Anton balzò in piedi:
— Dai, ancora con i soldi! — tentò di sorridere, come per stemperare il clima — Yulia, sai che mamma ci tiene. Siamo una famiglia, troveremo una soluzione…
— E ho già chiesto il divorzio, — aggiunse Yulia con calma — la pratica è già allo stato civile. Vi prego di liberare la casa, è proprietà privata.
L’avvocato raccolse le carte in imbarazzo, evitando di guardare i presenti. Anton rimase a bocca aperta, incapace di rispondere.
— Divorzio? — ripeté incredulo. — Ma perché?
— Perché mi hai mentito sempre. Mi hai detto che cercavi lavoro. Mi hai detto che mi avresti sostenuta. Invece ti sei accordato con tua madre alle mie spalle per prendere ciò che non ti appartiene.
Nina Sergeevna si alzò di scatto, afferrò la borsa e si diresse verso l’uscita. Sulla soglia si voltò:
— Ti passerà tutto — disse furiosa — rimarrai da sola! Con questa casa, sì, ma sola! Rifletti se ne vale la pena!
Yulia la guardò imperterrita:
— Meglio sola che con chi pensa di avermi comprata con centocinquantamila rubli.
Nina Sergeevna sbuffò e uscì sbattendo la porta; l’avvocato la seguì, mormorando scuse. Anton rimase in mezzo alla stanza, smarrito.
— E adesso? — chiese il marito dopo un lungo silenzio.
— Ora fai le valigie e vai da tua madre — rispose Yulia — la prossima settimana dobbiamo firmare i documenti per il divorzio.
— Pensavo che avremmo tentato di salvare il matrimonio — disse Anton, cercando di prendere la mano di Yulia.
— E io pensavo che mio marito non avrebbe cercato di portarmi via la casa usando tua madre — Yulia si scansò — Prepara le tue cose, Anton. Ti aspetto in veranda.
Yulia uscì sulla veranda, sotto il caldo del tardo pomeriggio. Il sole stava calando, tingendo di dorato le cime dei pini. Il silenzio di quel luogo la rasserenava sempre. Anche dopo una scena del genere, sentiva che la tensione lentamente si scioglieva.
Dopo mezz’ora la porta scricchiolò. Anton uscì con due grosse valigie.
— Ho finito di preparare tutto — disse piano — lascio le chiavi qui.
Yulia annuì, senza voltarsi.
— Capisci che tua madre ha esagerato? — provò a spiegare Anton — non è stata un’idea mia.
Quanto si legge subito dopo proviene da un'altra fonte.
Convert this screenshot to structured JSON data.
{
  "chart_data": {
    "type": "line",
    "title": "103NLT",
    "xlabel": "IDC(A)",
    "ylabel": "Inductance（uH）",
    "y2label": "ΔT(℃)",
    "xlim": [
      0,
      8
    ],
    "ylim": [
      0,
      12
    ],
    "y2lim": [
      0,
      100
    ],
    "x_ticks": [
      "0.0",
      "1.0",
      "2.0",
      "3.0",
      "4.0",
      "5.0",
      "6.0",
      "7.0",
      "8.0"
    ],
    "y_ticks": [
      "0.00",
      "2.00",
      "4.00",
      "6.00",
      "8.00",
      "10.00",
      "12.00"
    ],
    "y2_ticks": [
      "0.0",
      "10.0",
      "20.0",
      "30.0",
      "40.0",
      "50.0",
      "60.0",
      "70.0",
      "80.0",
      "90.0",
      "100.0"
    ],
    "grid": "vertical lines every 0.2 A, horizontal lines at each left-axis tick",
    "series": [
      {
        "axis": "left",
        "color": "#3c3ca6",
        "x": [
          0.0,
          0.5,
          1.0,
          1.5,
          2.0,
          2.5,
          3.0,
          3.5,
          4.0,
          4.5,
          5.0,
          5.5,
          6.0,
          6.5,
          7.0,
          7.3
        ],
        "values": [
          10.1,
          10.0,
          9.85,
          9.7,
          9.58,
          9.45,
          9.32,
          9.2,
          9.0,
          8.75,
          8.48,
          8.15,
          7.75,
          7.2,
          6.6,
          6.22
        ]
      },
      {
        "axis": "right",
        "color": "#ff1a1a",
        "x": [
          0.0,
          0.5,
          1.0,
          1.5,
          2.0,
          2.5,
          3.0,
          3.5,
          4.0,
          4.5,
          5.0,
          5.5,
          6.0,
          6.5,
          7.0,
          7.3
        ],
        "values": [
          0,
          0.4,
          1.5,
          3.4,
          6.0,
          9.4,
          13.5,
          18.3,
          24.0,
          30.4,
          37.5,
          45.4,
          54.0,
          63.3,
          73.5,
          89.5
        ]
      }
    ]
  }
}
— E di chi, dunque? — Yulia lo fissò — Chi le ha detto che si può dividere la casa? Chi le ha raccontato quanto ti ho criticato? Chi, invece di cercare lavoro, ha vissuto a mie spese per un anno e mezzo?
Anton abbassò lo sguardo.
— Possiamo rimediare — balbettò.
— No — scosse la testa Yulia — non più. Ho visto chi sei davvero, e ho visto tua madre. Ora vattene.
Anton restò un attimo come volesse parlare, ma poi si voltò ed uscì. Poco dopo si udì il rombo del motore e l’auto di Anton si allontanò lentamente.
Passò una settimana. Yulia sedeva in veranda con il portatile e una tazza di tè. La brezza serale le accarezzava i capelli. Il bosco attorno era silenzioso e maestoso, attraversato dalla luce calda del tramonto.
Oltre il recinto regnava il silenzio. Niente chiamate di Nina Sergeevna, nessun messaggio di Anton. Il divorzio era stato veloce e senza troppe domande. Anton non aveva più reclamato nulla, conscio dell’infondatezza legale delle sue pretese.
Yulia chiuse il portatile e si stiracchiò. Per la prima volta da tanto tempo sentiva pace e una chiarezza interiore speciale. Le rate del mutuo restavano un impegno gravoso, il lavoro era ancora intenso, ma Yulia non si sentiva più sfruttata.
La casa era di nuovo sua. Solo sua. E quella sensazione di libertà valeva tutte le difficoltà e le prove.